Speaking of Hebrew concepts of peace, it was Yom Kippur a few days ago – the holiest day of the Jewish year, with themes of atonement and repentance. Hopefully we can be inspired towards greater repentance for human harm to the earth and find more ways to atone or make amends. It was also the feast day of Hildegard of Bingen who died in 1179. I love her theme of veriditas – of the verdancy or greening power of God. Hildegard saw this as the vital force that embraces creation. As Gabriele Uhlein puts it: “Without [veriditas] creation would wither and become arid. This greening power is the pattern for all good. It has its source in God, pouring all fruitfulness, freshness and novelty into creation.” (p.17 of Meditations with Hildegard of Bingen). Her writings are so prophetic – to think that over 800 years ago, she could write these lines:
"Now in the people that were meant to be green, there is no more life of any kind. There is only shriveled barrenness. The winds are burdened by the utterly awful stink of evil, selfish goings-on. Thunderstorms menace. The air belches out the filthy uncleanness of the peoples. There pours forth an unnatural, a loathsome darkness, that withers the green, and wizens the fruit that was to serve as food for the people. Sometimes this layer of air is full, full of a fog that is the source of many destructive and barren creatures, that destroy and damage the earth, rendering it incapable of sustaining humanity.” (Uhlein p.77)
Talk about amazing prescience … or is it rather that human greed has always harmed the earth, but nowadays we have more powerful ways of bringing much greater harm.
Then our Creation notes go on to the epistle pointing out that James builds on last week’s theme of Wisdom “But the wisdom that comes from heaven is first of all pure; then peace-loving, considerate, submissive, full of mercy and good fruit, impartial and sincere. Peacemakers who sow in peace reap a harvest of righteousness.” BTW I’m not sure which version of the Bible they’re using since it’s somewhat different than the NRSV version we use. The epistle notes conclude with this excellent question: “How can we as the Christian community, be peacemakers both globally and locally, particularly in a context of inequality and unsustainable life choices?” That question is at the heart of the diocesan Wednesday night book study. An important early step is for us to learn to SEE the inequality and unsustainable life choices – choices that on the surface seem quite ordinary and innocent but are rooted in much human suffering to bring us the comforts and amenities we enjoy.

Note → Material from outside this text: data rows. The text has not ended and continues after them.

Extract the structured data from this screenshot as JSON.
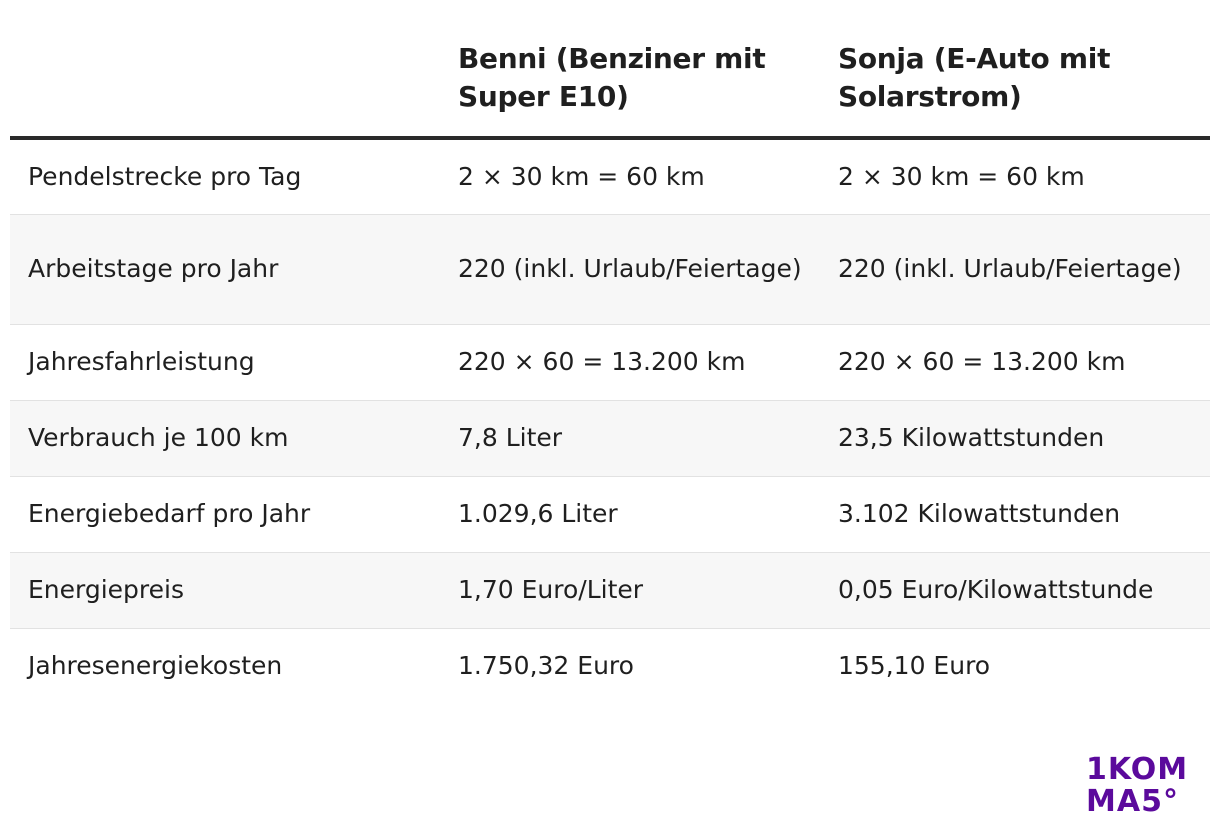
{
  "table": {
    "headers": [
      "",
      "Benni (Benziner mit Super E10)",
      "Sonja (E-Auto mit Solarstrom)"
    ],
    "rows": [
      [
        "Pendelstrecke pro Tag",
        "2 × 30 km = 60 km",
        "2 × 30 km = 60 km"
      ],
      [
        "Arbeitstage pro Jahr",
        "220 (inkl. Urlaub/Feiertage)",
        "220 (inkl. Urlaub/Feiertage)"
      ],
      [
        "Jahresfahrleistung",
        "220 × 60 = 13.200 km",
        "220 × 60 = 13.200 km"
      ],
      [
        "Verbrauch je 100 km",
        "7,8 Liter",
        "23,5 Kilowattstunden"
      ],
      [
        "Energiebedarf pro Jahr",
        "1.029,6 Liter",
        "3.102 Kilowattstunden"
      ],
      [
        "Energiepreis",
        "1,70 Euro/Liter",
        "0,05 Euro/Kilowattstunde"
      ],
      [
        "Jahresenergiekosten",
        "1.750,32 Euro",
        "155,10 Euro"
      ]
    ]
  },
  "logo": {
    "line1": "1KOM",
    "line2": "MA5°",
    "color": "#5b0a9c"
  }
}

As the Creation notes for today’s gospel point out: “Jesus tells us that in welcoming children we welcome God … Today, many children and young people suffer from climate anxiety and despair about the future.” How can we listen more effectively to the voices of young people, and change our attitudes and behaviour in response? Do you, like me, feel quite sorry for children these days – besides a future with unaffordable housing and monstrous student debt, and a disintegrating earth, they’ve now dealt with 18 months of Covid restrictions – that’s at least a quarter of a five-year-old’s life! And then those poor American children having to also practice active shooter drills in school! Plus there are huge numbers of children in warzones or other such dangerous situations. Jesus clearly understood the vulnerability of children and his message to welcome and care for them resonates to this day. May we Christians work for greater peace and safer homelands and healthy environmental futures for all God’s children around the world, Amen.